A stark contrast exists between job growth on the US side of the border and decline in Mexico’s maquiladora sector. Economists at the University of Texas at El Paso report that El Paso and Las Cruces, New Mexico generated a significant 7,200 new jobs during the first four months of 2025 due to a strong services industry.
However, across the border in Juarez, Mexico, thousands of workers have been laid off as maquiladoras struggle with uncertainty caused by US tariffs. According to the Paso del Norte Economic Indicator Review published by UTEP’s Hunt Institute for Global Development, Juarez has lost 10,600 jobs during this period, marking the 19th consecutive month of job losses in the region.
US-run manufacturing plants employ over 261,000 workers in Juarez, fueling economic activity in El Paso’s trucking, warehousing, and logistics sectors. However, several manufacturers have announced relocation plans, which could result in an additional 10,000 job losses in the next month, according to UTEP economists.

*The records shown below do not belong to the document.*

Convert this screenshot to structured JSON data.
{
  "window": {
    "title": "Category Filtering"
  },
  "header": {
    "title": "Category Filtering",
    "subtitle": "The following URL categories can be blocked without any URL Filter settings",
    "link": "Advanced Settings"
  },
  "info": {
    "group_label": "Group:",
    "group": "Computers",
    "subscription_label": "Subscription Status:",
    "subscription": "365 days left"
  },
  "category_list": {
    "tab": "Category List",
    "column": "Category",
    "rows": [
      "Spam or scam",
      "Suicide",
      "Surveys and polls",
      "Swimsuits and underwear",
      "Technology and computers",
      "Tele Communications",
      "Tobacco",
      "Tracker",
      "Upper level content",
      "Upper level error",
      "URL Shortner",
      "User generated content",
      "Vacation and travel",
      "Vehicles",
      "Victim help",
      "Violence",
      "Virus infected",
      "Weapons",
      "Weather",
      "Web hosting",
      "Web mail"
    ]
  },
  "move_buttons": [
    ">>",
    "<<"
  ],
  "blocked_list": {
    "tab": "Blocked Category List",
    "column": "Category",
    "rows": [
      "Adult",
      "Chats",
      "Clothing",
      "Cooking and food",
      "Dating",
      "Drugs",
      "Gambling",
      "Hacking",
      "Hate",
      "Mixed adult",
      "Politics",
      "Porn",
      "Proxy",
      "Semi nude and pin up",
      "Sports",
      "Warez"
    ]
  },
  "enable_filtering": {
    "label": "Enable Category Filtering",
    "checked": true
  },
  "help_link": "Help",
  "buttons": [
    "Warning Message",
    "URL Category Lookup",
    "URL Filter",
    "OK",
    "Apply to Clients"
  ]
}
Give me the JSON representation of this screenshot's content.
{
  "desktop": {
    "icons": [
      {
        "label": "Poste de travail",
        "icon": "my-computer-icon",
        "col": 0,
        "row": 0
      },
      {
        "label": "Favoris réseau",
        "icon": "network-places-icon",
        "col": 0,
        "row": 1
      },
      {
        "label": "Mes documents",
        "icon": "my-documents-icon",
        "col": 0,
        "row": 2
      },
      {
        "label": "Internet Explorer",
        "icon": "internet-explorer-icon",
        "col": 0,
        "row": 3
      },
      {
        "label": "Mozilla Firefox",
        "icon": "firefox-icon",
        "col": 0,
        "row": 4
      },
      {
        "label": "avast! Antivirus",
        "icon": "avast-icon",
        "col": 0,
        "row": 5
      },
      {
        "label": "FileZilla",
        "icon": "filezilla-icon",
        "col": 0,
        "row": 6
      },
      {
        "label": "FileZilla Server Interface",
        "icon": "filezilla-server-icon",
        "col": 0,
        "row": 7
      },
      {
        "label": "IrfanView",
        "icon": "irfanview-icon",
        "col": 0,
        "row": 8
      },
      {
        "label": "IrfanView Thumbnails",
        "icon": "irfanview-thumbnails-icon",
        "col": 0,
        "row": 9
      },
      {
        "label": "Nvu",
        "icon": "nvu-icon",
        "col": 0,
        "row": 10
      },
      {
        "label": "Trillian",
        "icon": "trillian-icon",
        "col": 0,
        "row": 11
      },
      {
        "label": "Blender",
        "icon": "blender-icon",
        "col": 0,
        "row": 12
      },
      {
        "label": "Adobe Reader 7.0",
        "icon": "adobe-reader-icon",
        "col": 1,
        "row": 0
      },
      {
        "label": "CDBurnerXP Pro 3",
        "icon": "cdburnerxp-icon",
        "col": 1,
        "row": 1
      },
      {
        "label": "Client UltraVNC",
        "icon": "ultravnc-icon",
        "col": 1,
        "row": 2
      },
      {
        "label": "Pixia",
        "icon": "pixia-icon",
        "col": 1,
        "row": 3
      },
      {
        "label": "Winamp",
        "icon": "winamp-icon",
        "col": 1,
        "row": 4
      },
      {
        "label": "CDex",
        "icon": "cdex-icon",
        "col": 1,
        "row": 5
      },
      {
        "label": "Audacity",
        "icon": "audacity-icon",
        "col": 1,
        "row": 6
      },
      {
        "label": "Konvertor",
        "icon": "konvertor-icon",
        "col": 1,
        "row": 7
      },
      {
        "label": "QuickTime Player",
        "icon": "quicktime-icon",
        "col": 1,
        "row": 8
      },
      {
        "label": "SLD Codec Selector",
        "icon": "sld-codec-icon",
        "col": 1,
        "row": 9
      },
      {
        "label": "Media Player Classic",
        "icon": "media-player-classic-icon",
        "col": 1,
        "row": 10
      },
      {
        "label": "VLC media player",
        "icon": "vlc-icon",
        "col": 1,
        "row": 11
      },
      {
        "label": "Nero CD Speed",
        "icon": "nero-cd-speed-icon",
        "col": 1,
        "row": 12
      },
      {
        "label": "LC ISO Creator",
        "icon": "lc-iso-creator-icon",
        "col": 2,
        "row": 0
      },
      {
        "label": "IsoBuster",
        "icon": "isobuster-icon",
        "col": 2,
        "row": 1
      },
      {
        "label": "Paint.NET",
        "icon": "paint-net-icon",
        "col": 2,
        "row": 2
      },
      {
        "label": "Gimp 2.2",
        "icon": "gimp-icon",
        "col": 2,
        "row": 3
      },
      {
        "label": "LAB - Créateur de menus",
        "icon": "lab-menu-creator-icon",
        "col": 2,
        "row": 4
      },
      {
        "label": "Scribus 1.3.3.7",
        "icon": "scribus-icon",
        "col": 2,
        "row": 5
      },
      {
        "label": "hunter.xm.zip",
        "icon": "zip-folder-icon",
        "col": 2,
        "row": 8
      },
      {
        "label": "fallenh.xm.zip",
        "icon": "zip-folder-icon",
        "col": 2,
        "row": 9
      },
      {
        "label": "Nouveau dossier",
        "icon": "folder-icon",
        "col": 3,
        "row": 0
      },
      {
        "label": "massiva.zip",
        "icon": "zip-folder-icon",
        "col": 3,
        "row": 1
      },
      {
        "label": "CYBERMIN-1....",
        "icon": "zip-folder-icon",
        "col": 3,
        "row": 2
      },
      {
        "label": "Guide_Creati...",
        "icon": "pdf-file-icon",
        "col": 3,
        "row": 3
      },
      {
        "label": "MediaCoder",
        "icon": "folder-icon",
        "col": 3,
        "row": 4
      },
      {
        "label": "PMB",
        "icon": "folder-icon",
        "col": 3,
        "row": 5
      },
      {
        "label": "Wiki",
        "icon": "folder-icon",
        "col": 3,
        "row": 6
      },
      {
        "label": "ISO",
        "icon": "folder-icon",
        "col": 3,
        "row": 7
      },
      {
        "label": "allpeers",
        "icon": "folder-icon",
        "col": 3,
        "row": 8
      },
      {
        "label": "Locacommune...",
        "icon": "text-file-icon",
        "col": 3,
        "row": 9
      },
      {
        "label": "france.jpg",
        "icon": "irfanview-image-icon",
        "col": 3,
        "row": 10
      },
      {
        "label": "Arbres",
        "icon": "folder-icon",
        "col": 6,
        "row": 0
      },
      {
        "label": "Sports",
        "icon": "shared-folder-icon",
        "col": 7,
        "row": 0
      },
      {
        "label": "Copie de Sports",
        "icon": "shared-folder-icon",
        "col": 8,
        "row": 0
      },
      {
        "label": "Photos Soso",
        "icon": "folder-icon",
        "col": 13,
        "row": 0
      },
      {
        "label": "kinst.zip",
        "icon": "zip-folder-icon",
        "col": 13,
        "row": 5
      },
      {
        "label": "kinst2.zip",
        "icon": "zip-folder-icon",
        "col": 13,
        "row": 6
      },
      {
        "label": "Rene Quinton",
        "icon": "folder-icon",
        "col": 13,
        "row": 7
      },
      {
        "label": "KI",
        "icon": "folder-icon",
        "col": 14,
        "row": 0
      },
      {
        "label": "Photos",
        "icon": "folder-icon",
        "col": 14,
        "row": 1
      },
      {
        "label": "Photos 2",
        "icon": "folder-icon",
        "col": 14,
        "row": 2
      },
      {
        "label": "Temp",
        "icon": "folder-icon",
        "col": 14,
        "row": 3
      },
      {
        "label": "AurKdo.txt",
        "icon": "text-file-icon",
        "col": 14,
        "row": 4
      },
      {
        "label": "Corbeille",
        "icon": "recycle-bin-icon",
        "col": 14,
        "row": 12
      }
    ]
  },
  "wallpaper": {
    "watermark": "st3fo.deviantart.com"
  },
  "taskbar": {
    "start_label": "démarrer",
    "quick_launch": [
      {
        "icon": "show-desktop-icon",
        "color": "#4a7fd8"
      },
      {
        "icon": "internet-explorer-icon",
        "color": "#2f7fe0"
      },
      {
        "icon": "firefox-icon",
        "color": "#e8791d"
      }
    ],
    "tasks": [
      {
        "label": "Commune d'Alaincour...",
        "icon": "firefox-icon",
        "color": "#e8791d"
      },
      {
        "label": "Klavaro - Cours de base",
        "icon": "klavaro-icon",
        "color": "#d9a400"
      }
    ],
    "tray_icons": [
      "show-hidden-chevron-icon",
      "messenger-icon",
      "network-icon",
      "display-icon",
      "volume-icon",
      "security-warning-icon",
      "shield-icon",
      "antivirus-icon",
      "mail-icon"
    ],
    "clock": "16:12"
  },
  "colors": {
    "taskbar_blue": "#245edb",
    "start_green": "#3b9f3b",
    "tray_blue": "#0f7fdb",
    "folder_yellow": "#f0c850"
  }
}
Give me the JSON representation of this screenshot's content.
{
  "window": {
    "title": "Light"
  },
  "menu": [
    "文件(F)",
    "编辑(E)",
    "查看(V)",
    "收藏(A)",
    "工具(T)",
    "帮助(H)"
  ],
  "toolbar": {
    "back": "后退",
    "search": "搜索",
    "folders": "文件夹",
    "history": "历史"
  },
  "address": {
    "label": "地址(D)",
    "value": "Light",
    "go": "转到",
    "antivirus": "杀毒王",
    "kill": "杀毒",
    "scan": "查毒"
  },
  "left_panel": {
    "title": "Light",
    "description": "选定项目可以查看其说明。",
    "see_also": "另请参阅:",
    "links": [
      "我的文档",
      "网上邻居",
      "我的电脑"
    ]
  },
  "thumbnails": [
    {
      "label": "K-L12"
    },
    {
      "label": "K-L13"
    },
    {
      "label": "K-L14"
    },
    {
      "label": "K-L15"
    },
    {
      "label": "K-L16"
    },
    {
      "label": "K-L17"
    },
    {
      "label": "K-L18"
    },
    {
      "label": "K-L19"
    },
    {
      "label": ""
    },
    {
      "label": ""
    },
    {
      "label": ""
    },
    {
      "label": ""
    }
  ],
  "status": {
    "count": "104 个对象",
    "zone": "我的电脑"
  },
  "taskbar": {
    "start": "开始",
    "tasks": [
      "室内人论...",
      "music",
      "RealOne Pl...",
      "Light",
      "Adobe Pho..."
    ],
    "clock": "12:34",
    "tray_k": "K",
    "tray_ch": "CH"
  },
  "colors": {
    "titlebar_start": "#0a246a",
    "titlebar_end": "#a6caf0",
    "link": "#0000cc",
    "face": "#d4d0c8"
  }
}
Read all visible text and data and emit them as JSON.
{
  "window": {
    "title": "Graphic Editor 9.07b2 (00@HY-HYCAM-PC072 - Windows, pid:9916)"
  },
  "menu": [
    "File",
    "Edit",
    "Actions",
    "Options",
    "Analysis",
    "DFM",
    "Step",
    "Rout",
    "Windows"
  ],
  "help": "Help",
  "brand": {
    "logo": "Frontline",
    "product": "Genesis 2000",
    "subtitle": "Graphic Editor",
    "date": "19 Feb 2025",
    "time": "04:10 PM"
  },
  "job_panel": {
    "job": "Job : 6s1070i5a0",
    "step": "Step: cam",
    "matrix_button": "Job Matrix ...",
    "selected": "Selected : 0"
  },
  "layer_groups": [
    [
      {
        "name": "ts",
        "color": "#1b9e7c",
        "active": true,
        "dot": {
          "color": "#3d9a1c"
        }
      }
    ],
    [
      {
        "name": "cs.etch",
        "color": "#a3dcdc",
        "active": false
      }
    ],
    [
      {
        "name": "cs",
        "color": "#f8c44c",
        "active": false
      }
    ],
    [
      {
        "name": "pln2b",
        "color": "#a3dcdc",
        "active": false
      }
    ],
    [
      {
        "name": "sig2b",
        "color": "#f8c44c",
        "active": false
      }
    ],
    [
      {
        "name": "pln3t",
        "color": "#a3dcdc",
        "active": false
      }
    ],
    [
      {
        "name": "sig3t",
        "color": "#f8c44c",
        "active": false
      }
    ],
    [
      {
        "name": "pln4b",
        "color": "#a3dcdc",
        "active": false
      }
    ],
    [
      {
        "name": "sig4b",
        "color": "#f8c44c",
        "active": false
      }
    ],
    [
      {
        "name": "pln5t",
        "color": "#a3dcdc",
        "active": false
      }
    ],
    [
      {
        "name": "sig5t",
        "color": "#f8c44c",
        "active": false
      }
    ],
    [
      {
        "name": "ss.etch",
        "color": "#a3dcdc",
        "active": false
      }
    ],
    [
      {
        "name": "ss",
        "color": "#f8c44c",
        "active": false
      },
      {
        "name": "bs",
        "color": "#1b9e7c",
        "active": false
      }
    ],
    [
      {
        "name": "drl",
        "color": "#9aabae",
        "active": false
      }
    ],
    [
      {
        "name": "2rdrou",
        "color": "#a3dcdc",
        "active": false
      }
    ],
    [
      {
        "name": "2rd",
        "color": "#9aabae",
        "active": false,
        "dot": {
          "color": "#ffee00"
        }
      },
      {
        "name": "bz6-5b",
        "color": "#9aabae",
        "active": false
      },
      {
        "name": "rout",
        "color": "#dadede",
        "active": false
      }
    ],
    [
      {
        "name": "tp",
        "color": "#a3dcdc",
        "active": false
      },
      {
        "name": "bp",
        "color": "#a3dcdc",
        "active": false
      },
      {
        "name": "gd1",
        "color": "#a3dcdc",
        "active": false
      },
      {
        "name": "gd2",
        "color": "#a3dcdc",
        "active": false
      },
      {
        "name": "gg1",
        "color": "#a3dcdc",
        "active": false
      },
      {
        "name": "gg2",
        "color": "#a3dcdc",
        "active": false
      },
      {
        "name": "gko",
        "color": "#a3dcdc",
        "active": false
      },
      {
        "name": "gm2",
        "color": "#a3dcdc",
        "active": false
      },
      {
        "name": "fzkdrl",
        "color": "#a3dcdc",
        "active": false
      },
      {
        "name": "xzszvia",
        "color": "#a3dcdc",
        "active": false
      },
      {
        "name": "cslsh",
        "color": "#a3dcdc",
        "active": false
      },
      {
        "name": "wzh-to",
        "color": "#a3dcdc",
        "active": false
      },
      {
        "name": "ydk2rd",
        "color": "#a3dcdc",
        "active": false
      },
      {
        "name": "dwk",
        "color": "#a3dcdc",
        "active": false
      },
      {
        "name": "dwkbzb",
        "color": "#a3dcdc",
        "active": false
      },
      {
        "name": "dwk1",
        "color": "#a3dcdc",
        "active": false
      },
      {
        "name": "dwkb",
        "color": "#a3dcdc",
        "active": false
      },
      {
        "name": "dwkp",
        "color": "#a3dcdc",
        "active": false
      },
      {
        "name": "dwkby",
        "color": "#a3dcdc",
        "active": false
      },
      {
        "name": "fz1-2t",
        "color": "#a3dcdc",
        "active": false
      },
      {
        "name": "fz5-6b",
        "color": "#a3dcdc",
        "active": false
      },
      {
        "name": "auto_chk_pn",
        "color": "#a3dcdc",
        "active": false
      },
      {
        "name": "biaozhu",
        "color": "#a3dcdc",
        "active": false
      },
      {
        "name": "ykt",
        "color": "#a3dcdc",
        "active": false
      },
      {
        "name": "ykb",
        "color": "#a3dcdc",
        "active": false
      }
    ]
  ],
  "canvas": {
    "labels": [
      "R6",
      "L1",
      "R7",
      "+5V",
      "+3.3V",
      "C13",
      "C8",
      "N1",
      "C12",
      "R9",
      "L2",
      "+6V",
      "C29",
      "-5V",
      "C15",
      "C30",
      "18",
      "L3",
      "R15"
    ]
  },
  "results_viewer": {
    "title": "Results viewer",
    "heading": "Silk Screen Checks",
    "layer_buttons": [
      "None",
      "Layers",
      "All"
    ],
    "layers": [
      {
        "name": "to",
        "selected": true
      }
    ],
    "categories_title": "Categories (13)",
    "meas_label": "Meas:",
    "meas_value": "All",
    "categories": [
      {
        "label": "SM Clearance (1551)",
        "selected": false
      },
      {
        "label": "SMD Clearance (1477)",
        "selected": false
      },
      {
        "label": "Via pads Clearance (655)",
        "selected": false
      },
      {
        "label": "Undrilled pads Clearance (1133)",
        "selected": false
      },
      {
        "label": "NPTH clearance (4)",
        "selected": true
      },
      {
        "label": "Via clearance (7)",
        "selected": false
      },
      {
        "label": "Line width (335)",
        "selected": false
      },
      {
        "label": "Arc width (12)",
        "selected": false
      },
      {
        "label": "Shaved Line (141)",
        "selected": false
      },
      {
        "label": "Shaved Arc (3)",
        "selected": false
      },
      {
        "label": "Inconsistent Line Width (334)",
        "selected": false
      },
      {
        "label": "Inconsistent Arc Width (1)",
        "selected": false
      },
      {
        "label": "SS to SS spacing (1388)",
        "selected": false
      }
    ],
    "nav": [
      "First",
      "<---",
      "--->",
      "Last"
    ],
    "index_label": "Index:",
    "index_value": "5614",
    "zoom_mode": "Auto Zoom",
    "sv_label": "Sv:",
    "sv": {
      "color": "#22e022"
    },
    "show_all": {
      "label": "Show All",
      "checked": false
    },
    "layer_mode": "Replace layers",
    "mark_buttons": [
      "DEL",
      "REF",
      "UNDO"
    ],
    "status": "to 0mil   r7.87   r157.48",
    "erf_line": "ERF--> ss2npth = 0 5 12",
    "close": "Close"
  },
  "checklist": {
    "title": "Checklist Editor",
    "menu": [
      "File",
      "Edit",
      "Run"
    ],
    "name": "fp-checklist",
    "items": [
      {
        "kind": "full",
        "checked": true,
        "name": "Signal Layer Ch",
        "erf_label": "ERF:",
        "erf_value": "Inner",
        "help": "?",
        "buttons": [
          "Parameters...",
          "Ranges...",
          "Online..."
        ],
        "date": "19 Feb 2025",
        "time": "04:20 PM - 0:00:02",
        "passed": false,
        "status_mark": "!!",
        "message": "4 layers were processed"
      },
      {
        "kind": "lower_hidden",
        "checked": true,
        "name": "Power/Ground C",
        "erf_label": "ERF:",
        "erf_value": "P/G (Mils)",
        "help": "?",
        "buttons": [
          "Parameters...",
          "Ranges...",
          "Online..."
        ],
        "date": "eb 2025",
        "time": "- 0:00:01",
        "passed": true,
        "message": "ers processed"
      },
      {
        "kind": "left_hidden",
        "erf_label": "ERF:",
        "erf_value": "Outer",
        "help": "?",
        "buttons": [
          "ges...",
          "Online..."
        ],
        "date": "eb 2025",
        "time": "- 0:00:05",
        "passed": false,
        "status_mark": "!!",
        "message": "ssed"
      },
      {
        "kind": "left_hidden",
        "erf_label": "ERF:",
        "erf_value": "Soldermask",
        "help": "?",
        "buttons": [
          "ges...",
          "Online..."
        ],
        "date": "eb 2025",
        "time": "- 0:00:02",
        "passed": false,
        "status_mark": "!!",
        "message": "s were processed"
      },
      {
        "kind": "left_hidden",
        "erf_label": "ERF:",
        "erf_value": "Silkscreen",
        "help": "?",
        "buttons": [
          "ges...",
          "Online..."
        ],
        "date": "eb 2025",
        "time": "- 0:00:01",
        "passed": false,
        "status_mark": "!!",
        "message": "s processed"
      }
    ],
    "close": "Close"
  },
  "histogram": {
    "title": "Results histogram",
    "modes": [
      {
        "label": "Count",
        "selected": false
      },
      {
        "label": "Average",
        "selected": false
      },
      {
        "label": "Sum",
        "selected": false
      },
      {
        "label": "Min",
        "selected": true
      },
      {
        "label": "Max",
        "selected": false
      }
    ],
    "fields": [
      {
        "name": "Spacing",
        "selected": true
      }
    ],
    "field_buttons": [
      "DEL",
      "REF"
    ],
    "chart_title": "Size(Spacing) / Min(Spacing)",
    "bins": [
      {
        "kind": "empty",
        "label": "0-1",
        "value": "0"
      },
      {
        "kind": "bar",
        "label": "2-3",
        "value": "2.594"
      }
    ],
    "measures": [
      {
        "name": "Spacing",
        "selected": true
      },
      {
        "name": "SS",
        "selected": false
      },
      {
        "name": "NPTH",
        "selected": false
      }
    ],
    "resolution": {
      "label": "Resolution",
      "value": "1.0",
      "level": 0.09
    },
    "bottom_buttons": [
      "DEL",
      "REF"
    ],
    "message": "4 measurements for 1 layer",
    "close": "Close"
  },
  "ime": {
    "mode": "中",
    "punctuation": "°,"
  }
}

Regional director of the Mexican Importers and Exporters Association in Juarez, Marcelo Vasquez Tovar, attributes the layoffs to the threat of US tariffs. To compensate for costs, maquiladoras have become more efficient by reducing personnel, improving processes, and automating many operations.
Despite losing 65,000 jobs in the past two years, partly due to rising wages, maquiladoras have boosted their exports to the US. This has led to a slight increase in some manufacturing, transportation, and related jobs in El Paso, according to Vasquez.
Mexican officials are working to develop more industrial areas in Juarez, particularly in the San Jeronimo area, and implementing tax incentives to create jobs quickly. The government of Chihuahua is also trying to attract businesses to the city, despite the challenges posed by tariffs and rising wages.